Le contrôle a eu lieu vers 2h50 du matin. Après avoir tenté de s’échapper, l’entraîneur, de grande stature, est tombé, entraînant avec lui un des policiers qu’il a ensuite frappé au visage. Il aurait, après cela, agressé et blessé deux autres agents venus en renfort, l’un au niveau du crâne et l’autre aux lèvres. Face à l’incapacité de maîtriser le sportif, un des policiers a utilisé son pistolet à impulsion électrique, d’abord sur la cuisse puis sur le dos à bout touchant, sans effet visible.

Une enquête a été ouverte par le parquet de Paris.

« N’ayant aucun effet ni physique, ni dissuasif », selon une source policière, un des agents de police aurait asséné plusieurs coups à l’entraîneur afin de « l’inciter à se laisser faire et à cesser ses tentatives de frapper les fonctionnaires de police ». Selon la même source, l’entraîneur aurait alors reçu un coup de pied au visage. Un des agents de police aurait alors fait usage une troisième fois de son pistolet à impulsion électrique sur le flanc du récalcitrant. Là encore sans effet.

Les policiers parviendront finalement à menotter l’entraîneur qui sera conduit au commissariat du XIe arrondissement puis placé en garde à vue pour rébellion et violences volontaires sur agent dépositaire de l’autorité publique. L’enquête préliminaire, confiée au commissariat du 11ème arrondissement, se poursuit. L’entraîneur français sera reconvoqué. Selon les informations de nos confrères du journal « Le Parisien », la totalité de l’intervention de la police aurait été filmée par la caméra piéton de l’un des agents de police.

« Un comportement inadmissible »

Guillaume Berge faisait partie des trois entraîneurs nationaux qui, missionnés en tant que « chefs de projet » et détenteurs de contrat de droit privé, avaient été débarqués en septembre 2023, par manque de résultat supposé, par la DTN. Le contrat du coach, responsable des kayaks femmes, qui s’arrêtait le 30 septembre n’avait pas été reconduit. On lui avait alors proposé un poste à la fédération, au pôle de Vaires-sur-Marne, qu’il avait finalement accepté.

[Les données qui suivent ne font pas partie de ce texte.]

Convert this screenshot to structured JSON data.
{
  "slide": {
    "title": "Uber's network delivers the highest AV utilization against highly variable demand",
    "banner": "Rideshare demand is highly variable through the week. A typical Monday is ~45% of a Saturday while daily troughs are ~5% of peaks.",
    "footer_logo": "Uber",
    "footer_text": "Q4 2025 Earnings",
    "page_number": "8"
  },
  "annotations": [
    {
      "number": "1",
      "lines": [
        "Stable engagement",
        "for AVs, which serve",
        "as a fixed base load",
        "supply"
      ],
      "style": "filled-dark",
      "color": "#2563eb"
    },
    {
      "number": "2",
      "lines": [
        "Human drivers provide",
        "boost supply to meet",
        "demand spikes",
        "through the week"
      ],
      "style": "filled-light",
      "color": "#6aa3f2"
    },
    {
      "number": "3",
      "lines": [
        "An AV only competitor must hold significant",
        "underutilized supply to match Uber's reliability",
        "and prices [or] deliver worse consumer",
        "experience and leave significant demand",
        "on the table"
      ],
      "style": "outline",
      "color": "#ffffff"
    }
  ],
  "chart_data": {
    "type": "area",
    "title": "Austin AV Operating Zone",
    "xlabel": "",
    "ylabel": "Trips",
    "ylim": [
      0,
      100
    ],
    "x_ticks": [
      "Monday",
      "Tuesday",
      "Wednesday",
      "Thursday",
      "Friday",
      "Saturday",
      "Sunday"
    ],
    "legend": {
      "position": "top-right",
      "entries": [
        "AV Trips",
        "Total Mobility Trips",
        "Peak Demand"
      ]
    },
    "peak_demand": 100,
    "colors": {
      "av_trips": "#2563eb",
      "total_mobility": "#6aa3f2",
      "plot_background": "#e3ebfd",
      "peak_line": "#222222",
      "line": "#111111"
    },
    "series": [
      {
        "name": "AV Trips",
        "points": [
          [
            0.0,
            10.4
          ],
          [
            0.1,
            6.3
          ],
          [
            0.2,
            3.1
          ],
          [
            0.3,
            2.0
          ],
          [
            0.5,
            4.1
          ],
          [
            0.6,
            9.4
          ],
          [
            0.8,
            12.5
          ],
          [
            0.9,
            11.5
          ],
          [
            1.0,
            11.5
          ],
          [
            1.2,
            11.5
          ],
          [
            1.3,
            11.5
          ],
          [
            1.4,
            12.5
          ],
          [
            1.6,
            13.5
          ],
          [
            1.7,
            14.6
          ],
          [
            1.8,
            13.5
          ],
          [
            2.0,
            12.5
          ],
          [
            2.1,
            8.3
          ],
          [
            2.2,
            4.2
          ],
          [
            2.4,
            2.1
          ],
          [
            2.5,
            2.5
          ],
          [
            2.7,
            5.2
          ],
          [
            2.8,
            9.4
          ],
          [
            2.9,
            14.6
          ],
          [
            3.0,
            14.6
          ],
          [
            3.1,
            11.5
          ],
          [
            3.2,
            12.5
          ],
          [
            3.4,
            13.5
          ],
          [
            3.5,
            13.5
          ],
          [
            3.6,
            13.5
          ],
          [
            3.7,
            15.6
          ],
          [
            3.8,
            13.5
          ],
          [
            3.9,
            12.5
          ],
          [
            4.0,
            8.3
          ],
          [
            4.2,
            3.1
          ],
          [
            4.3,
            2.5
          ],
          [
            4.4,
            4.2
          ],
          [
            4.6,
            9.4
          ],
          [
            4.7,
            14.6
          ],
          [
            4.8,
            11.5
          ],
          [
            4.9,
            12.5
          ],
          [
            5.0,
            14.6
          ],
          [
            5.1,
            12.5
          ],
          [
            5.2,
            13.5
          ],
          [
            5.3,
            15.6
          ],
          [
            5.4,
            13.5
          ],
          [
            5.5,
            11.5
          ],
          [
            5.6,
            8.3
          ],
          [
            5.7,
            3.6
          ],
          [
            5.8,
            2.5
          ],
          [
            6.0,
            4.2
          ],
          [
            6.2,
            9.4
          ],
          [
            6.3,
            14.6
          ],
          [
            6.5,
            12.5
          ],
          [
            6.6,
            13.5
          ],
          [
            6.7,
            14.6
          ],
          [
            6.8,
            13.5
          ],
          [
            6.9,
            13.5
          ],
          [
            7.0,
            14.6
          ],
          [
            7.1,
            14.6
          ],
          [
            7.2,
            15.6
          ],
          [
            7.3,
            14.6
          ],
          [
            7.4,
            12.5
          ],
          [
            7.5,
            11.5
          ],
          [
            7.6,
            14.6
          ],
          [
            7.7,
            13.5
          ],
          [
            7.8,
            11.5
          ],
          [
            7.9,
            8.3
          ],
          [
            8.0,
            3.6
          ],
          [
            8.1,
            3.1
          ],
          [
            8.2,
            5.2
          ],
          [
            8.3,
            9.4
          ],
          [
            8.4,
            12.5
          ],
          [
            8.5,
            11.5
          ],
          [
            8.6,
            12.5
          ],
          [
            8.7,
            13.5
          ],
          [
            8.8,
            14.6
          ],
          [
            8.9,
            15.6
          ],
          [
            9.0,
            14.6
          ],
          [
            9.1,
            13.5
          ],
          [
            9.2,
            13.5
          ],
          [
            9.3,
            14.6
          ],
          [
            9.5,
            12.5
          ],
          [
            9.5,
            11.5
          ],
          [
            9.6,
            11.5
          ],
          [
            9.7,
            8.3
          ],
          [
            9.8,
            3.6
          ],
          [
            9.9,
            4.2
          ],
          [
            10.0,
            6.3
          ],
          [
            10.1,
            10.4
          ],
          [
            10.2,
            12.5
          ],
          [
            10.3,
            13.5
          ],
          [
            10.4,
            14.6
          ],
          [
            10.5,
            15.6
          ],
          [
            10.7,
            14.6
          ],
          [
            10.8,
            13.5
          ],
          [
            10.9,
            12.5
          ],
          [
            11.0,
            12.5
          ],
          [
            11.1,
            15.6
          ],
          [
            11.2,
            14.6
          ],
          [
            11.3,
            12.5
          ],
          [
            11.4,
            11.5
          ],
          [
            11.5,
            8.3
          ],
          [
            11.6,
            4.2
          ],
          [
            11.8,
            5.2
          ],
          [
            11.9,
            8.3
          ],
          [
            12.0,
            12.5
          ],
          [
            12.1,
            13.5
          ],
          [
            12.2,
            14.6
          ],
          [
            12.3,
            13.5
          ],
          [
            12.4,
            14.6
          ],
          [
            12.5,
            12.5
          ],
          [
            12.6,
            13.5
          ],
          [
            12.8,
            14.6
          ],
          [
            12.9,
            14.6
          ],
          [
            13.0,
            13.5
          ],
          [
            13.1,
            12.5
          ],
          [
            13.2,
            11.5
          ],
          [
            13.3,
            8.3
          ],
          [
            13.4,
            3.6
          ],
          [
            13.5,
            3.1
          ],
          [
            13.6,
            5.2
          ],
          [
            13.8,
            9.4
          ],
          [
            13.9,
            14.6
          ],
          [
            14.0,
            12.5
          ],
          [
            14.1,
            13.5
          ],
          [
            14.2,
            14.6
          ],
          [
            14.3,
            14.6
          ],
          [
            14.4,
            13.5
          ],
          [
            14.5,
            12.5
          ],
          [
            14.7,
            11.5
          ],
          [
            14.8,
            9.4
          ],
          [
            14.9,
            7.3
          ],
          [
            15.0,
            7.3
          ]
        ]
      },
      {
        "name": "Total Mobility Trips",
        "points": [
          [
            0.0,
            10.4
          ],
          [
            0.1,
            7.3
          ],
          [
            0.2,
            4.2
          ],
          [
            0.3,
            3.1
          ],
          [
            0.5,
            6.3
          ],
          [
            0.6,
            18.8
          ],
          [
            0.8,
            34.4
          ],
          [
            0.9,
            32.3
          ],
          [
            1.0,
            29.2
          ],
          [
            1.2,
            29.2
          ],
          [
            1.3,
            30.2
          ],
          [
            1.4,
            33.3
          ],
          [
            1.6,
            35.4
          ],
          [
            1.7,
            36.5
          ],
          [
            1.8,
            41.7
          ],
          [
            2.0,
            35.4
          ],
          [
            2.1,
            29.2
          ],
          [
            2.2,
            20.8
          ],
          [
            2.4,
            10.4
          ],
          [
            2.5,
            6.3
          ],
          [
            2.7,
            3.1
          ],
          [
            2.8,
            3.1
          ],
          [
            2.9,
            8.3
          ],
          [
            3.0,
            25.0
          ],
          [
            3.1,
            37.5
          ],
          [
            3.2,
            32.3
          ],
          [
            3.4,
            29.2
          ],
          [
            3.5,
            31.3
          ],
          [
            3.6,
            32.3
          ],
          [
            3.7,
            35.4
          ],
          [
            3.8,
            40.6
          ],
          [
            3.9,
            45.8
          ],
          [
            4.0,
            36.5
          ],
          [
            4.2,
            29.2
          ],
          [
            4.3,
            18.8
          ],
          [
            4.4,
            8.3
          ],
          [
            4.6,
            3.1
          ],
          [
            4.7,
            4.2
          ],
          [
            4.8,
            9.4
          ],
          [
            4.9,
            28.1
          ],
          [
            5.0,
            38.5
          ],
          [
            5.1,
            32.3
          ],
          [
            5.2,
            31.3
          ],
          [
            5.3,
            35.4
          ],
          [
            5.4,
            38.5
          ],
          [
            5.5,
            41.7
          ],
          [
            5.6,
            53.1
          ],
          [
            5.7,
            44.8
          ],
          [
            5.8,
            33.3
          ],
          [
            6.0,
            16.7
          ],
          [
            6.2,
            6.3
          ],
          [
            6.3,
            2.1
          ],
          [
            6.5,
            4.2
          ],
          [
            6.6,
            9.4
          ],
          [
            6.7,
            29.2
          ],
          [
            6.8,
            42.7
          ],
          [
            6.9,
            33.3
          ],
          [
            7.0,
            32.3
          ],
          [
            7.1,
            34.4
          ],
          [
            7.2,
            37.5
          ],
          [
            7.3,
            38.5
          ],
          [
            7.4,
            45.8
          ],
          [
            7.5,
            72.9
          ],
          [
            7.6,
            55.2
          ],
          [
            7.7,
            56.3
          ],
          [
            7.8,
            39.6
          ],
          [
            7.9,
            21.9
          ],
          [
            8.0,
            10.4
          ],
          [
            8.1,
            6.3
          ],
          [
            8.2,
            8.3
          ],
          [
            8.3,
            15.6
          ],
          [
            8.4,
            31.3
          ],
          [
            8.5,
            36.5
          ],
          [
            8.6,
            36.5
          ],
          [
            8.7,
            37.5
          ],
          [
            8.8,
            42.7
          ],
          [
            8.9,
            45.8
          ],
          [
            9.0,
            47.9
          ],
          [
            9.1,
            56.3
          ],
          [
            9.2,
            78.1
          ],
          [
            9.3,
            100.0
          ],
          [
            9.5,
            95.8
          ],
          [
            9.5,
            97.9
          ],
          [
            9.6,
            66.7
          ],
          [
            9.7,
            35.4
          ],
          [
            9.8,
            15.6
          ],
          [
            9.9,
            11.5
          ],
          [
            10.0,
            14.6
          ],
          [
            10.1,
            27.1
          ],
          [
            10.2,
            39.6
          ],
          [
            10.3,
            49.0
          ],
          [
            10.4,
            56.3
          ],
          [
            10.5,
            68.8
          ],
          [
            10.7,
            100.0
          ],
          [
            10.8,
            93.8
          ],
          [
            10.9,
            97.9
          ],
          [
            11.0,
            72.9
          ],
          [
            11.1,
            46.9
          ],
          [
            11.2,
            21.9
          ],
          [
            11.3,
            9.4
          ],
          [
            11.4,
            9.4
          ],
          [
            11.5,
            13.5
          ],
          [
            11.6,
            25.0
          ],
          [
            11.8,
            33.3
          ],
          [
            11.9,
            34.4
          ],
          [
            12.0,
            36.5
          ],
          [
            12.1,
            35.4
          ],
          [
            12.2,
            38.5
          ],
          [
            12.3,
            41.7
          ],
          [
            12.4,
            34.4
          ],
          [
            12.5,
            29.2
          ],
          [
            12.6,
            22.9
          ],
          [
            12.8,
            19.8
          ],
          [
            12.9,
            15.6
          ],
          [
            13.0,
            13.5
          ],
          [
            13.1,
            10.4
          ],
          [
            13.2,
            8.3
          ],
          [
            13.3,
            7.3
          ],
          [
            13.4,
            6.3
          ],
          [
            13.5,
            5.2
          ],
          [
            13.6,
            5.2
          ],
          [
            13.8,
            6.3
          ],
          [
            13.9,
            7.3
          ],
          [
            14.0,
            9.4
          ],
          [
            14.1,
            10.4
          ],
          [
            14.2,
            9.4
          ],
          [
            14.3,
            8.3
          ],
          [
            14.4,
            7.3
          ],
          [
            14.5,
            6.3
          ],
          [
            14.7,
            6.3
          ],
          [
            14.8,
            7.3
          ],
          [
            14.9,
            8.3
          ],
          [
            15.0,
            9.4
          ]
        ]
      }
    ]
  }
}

Cette éviction lui avait, semble-t-il, laissé un goût amer. « Je suis allé à mon entretien du 26 septembre (…) la fleur au fusil, avait-il expliqué au quotidien « L’Équipe ». Je ne sais pas si j’attendais des félicitations mais au moins qu’on allait encourager le projet. À l’arrivée, c’est beaucoup de frustration. Ce qui anime un entraîneur, c’est d’aller au bout d’une démarche, au-delà de l’envergure de l’événement, de ce qu’il véhicule comme valeur. J’ai le sentiment qu’on ne se met pas dans les meilleures dispositions pour les athlètes à dix mois des Jeux… », avait-il déclaré.

Contacté, Ludovic Royé, directeur technique national de la Fédération, qui a été alerté à sept du matin évoque, « un comportement inadmissible». « Ce n’est plus un entraîneur olympique, il est toujours dans nos effectifs mais nous sommes en cours de rupture conventionnelle avec lui. C’est un comportement inacceptable ! Il y a à peu près soixante-dix personnes à la fédération et il y en a un qui a dérapé. Cela surprend forcément de se faire réveiller à 7 heures du matin pour ça ! » a réagi le responsable sportif.